Fast im Monatstakt liest man Alarmierendes in den Medien:

  • "Begriffe philosophisch ungeklärt - Physiker-Konkress abgebrochen"
  • "Akuter Philosophenmangel: Chemiker reden aneinander vorbei. Fortschritt gefährdet"
  • "Kognitive Obdachlosigkeit und Grundlagen-Entzug wegen Philosophen-Streik: Universität schließt soziologisches Institut"
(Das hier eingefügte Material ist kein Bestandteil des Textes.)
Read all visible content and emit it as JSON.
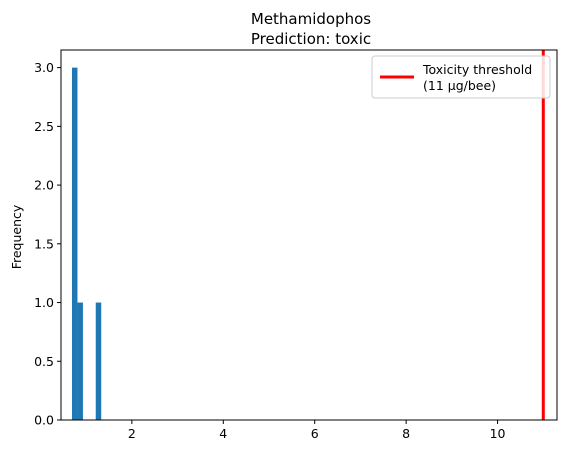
{
  "chart_data": {
    "type": "bar",
    "title": "Methamidophos",
    "subtitle": "Prediction: toxic",
    "xlabel": "",
    "ylabel": "Frequency",
    "xlim": [
      0.45,
      11.3
    ],
    "ylim": [
      0,
      3.15
    ],
    "xticks": [
      2,
      4,
      6,
      8,
      10
    ],
    "yticks": [
      0.0,
      0.5,
      1.0,
      1.5,
      2.0,
      2.5,
      3.0
    ],
    "ytick_labels": [
      "0.0",
      "0.5",
      "1.0",
      "1.5",
      "2.0",
      "2.5",
      "3.0"
    ],
    "bar_width": 0.12,
    "bars": [
      {
        "x": 0.75,
        "value": 3
      },
      {
        "x": 0.87,
        "value": 1
      },
      {
        "x": 1.27,
        "value": 1
      }
    ],
    "bar_color": "#1f77b4",
    "threshold": {
      "x": 11,
      "color": "#ff0000"
    },
    "legend": {
      "position": "top-right",
      "label_line1": "Toxicity threshold",
      "label_line2": "(11 µg/bee)"
    },
    "grid": false
  }
}
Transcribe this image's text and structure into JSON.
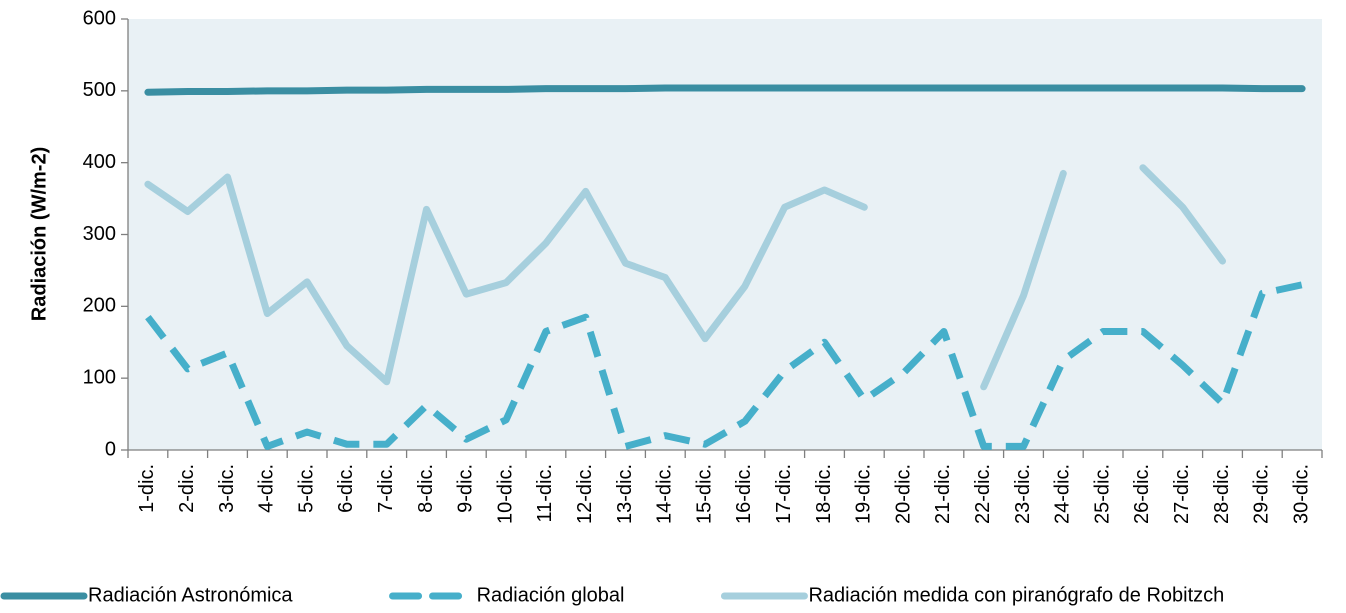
{
  "chart_data": {
    "type": "line",
    "y_label": "Radiación (W/m-2)",
    "categories": [
      "1-dic.",
      "2-dic.",
      "3-dic.",
      "4-dic.",
      "5-dic.",
      "6-dic.",
      "7-dic.",
      "8-dic.",
      "9-dic.",
      "10-dic.",
      "11-dic.",
      "12-dic.",
      "13-dic.",
      "14-dic.",
      "15-dic.",
      "16-dic.",
      "17-dic.",
      "18-dic.",
      "19-dic.",
      "20-dic.",
      "21-dic.",
      "22-dic.",
      "23-dic.",
      "24-dic.",
      "25-dic.",
      "26-dic.",
      "27-dic.",
      "28-dic.",
      "29-dic.",
      "30-dic."
    ],
    "series": [
      {
        "name": "Radiación Astronómica",
        "color": "#3a8ea2",
        "style": "solid",
        "values": [
          498,
          499,
          499,
          500,
          500,
          501,
          501,
          502,
          502,
          502,
          503,
          503,
          503,
          504,
          504,
          504,
          504,
          504,
          504,
          504,
          504,
          504,
          504,
          504,
          504,
          504,
          504,
          504,
          503,
          503
        ]
      },
      {
        "name": "Radiación global",
        "color": "#46afca",
        "style": "dashed",
        "values": [
          185,
          113,
          135,
          5,
          25,
          8,
          8,
          62,
          15,
          42,
          165,
          185,
          5,
          20,
          8,
          40,
          110,
          150,
          70,
          108,
          165,
          5,
          5,
          125,
          165,
          165,
          118,
          65,
          218,
          230
        ]
      },
      {
        "name": "Radiación medida con piranógrafo de Robitzch",
        "color": "#a6cfdd",
        "style": "solid",
        "values": [
          370,
          332,
          380,
          190,
          234,
          145,
          95,
          335,
          217,
          233,
          288,
          360,
          260,
          240,
          155,
          228,
          338,
          362,
          338,
          null,
          null,
          88,
          215,
          385,
          null,
          393,
          338,
          263,
          null,
          null
        ]
      }
    ],
    "ylim": [
      0,
      600
    ],
    "yticks": [
      0,
      100,
      200,
      300,
      400,
      500,
      600
    ],
    "grid": false,
    "legend": "bottom"
  }
}
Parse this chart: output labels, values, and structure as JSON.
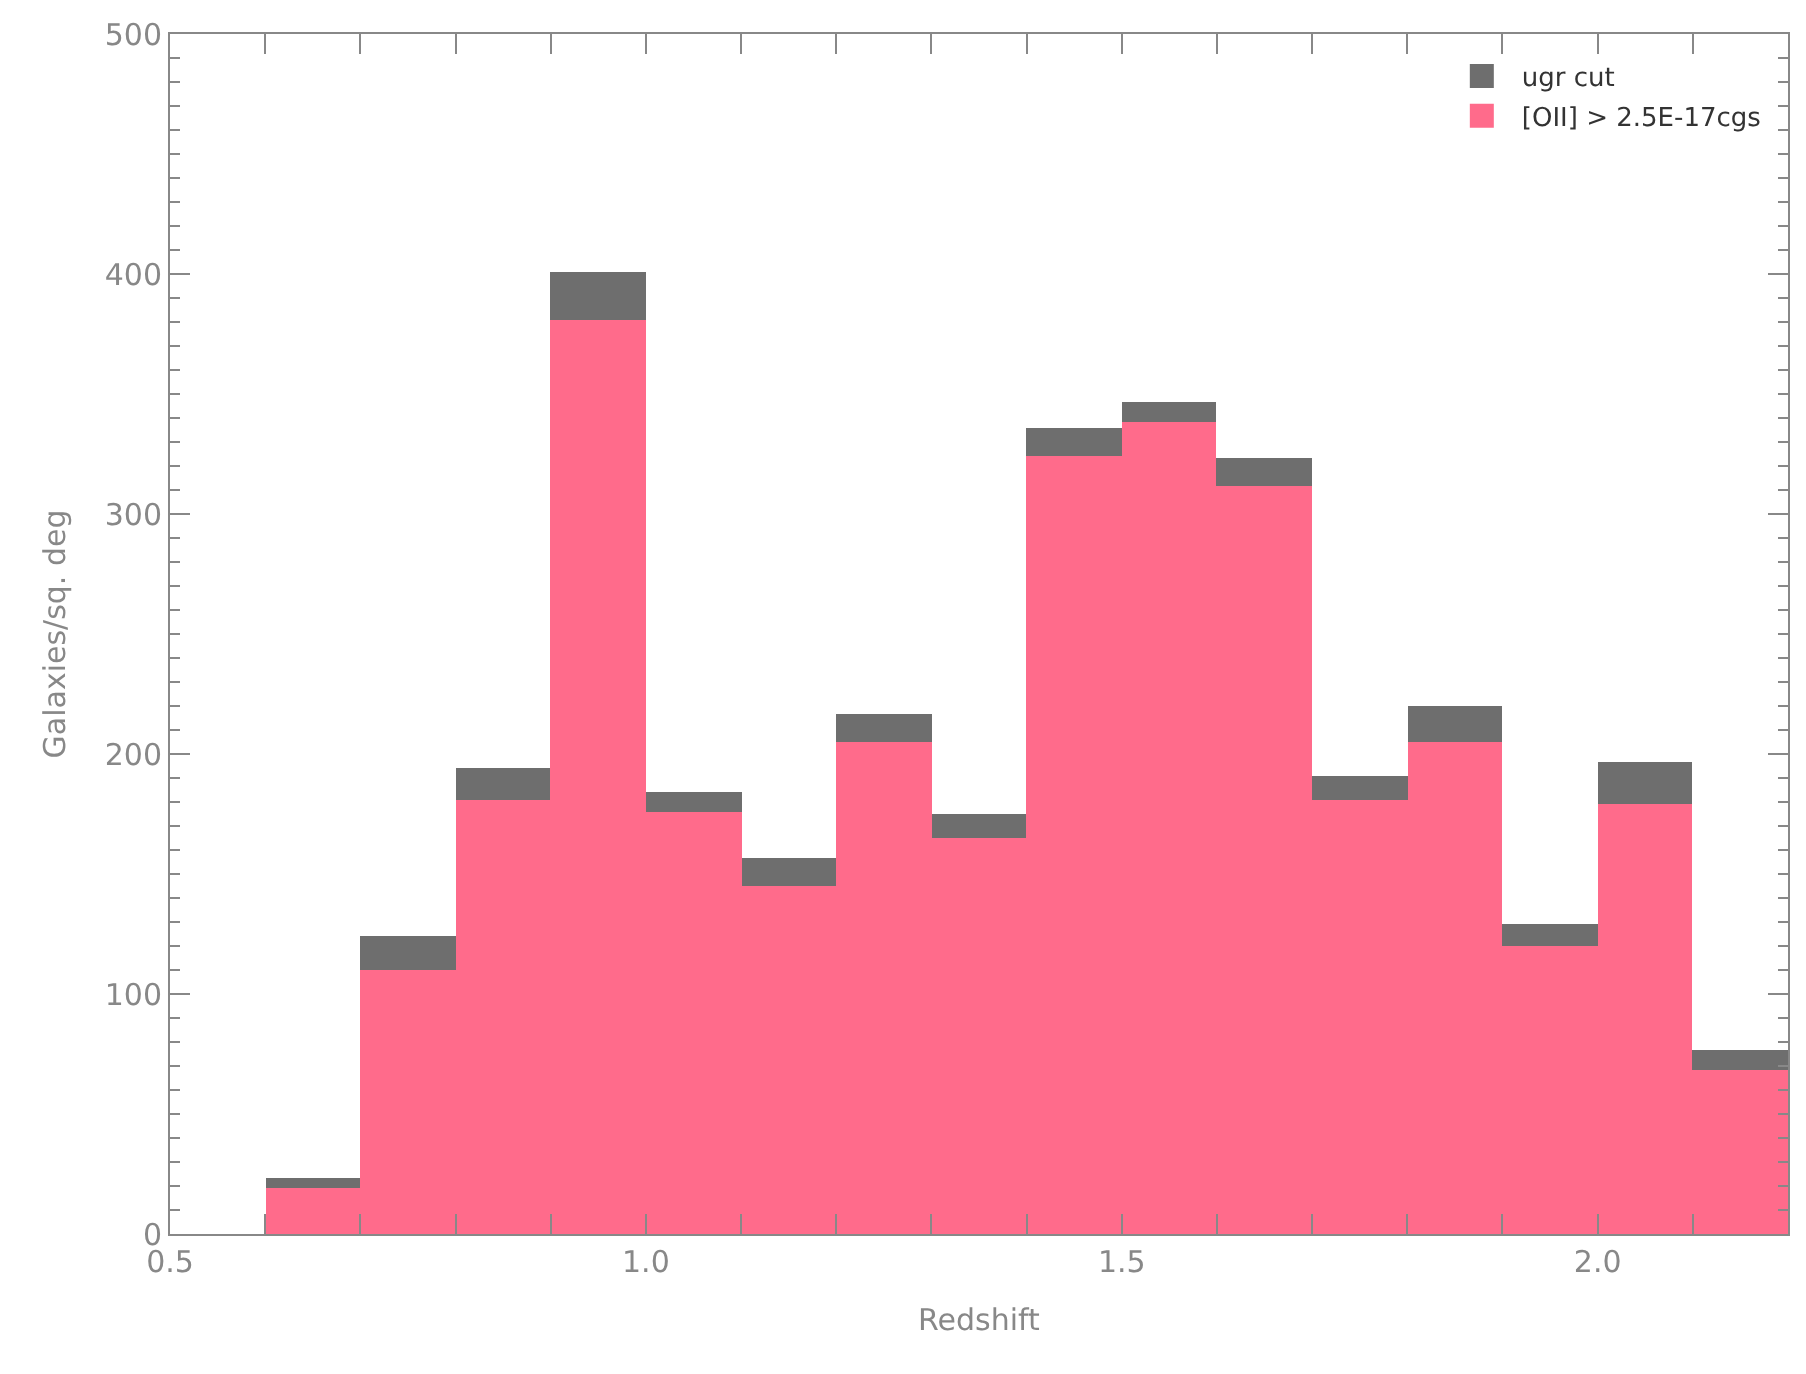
{
  "chart_data": {
    "type": "bar",
    "xlabel": "Redshift",
    "ylabel": "Galaxies/sq. deg",
    "x": [
      0.55,
      0.65,
      0.75,
      0.85,
      0.95,
      1.05,
      1.15,
      1.25,
      1.35,
      1.45,
      1.55,
      1.65,
      1.75,
      1.85,
      1.95,
      2.05,
      2.15
    ],
    "stacked": true,
    "series": [
      {
        "name": "[OII] > 2.5E-17cgs",
        "color": "#ff6b8b",
        "values": [
          0,
          19,
          110,
          181,
          381,
          176,
          145,
          205,
          165,
          324,
          338,
          312,
          181,
          205,
          120,
          179,
          68
        ]
      },
      {
        "name": "ugr cut",
        "color": "#6e6e6e",
        "values": [
          0,
          4,
          14,
          13,
          20,
          8,
          12,
          12,
          10,
          12,
          9,
          11,
          10,
          15,
          9,
          18,
          9
        ]
      }
    ],
    "xlim": [
      0.5,
      2.2
    ],
    "xticks": [
      {
        "value": 0.5,
        "label": "0.5"
      },
      {
        "value": 0.6,
        "label": null
      },
      {
        "value": 0.7,
        "label": null
      },
      {
        "value": 0.8,
        "label": null
      },
      {
        "value": 0.9,
        "label": null
      },
      {
        "value": 1.0,
        "label": "1.0"
      },
      {
        "value": 1.1,
        "label": null
      },
      {
        "value": 1.2,
        "label": null
      },
      {
        "value": 1.3,
        "label": null
      },
      {
        "value": 1.4,
        "label": null
      },
      {
        "value": 1.5,
        "label": "1.5"
      },
      {
        "value": 1.6,
        "label": null
      },
      {
        "value": 1.7,
        "label": null
      },
      {
        "value": 1.8,
        "label": null
      },
      {
        "value": 1.9,
        "label": null
      },
      {
        "value": 2.0,
        "label": "2.0"
      },
      {
        "value": 2.1,
        "label": null
      },
      {
        "value": 2.2,
        "label": null
      }
    ],
    "ylim": [
      0,
      500
    ],
    "yticks": [
      0,
      100,
      200,
      300,
      400,
      500
    ],
    "legend": "top right"
  }
}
Dir sind die Horrornews nicht aufgefallen? Verständlich, sie sind das Ergebnis meiner eskalierten Phantasie. Dass naturwissenschaftliche Zusammenkünfte und Projekte auch ohne philosophisches Zutun florieren, muss jeden überraschen, der in Essay- und Katheder-Selbstvergewisserungen, die die weisheitsliebende Zunft zur Verstetigung ihres Zugangs zu akademischen Trögen aufbietet, erfährt, dass die Philosophie die Grundlagen der anderen Wissenschaften schaffe, notwendige Begriffe kläre, die anderen Wissenschaften kröne und ihre Mutter sei.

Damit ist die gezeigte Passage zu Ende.